Background: Creatine supplementation (Cr) increases strength during resistance training, but the time course of this strength increase is unclear. The aim was to determine the precise time course by which Cr could increase strength and whether Cr prevents muscle damage during eight weeks of resistance training.
Methods: Young males were randomized (double blind) to Cr (N.=9, 0.07g/kg/d) and placebo (N.=9) during 8-weeks of resistance training (3 d/week). Strength was assessed across six exercises every two weeks. Venous blood samples obtained at baseline, and 24 and 48 hours after the final resistance training session were assessed for creatine kinase [CK] and lactate dehydrogenase [LDH] as measures of muscle damage.
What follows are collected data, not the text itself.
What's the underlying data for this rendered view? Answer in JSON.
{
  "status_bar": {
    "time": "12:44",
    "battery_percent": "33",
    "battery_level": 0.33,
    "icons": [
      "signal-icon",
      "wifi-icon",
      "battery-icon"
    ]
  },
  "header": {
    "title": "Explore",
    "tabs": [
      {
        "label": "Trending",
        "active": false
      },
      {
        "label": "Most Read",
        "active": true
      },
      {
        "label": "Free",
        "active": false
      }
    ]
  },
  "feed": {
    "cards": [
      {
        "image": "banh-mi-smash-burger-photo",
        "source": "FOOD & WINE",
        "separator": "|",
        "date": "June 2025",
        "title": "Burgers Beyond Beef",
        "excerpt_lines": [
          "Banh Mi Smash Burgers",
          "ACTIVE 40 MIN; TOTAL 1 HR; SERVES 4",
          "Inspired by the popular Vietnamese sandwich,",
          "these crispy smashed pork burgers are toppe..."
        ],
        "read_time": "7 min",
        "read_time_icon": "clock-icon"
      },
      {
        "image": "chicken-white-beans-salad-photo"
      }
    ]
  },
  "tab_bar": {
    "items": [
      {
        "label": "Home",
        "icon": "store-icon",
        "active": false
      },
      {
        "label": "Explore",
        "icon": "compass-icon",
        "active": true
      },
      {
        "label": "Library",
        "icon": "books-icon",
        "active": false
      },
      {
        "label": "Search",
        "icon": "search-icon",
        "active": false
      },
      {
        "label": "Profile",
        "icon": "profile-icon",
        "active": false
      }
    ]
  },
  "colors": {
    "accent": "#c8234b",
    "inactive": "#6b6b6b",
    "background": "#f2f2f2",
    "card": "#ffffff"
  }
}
Results: Strength was significantly higher in the Cr versus placebo group (P<0.05) after two weeks of training for three of the six exercises (bench press, leg press, shoulder press). By the end of the eight weeks of training, strength was significantly higher in the Cr versus placebo group (P<0.05) for four of the six exercises (bench press, leg press, shoulder press, and triceps extension, but not biceps curl or lat-pulldown). Creatine supplementation did not prevent muscle damage. Indeed, muscle damage markers increased in the Cr compared to placebo group (P<0.05).
Conclusions: Cr increased muscular strength in as little as two weeks during a resistance training program; however, this was not accompanied by decreased muscle damage. Greater muscle damage with Cr may be due to a greater training intensity enabled by Cr supplementation. This might lead to greater protein turnover and enhanced muscle adaptation.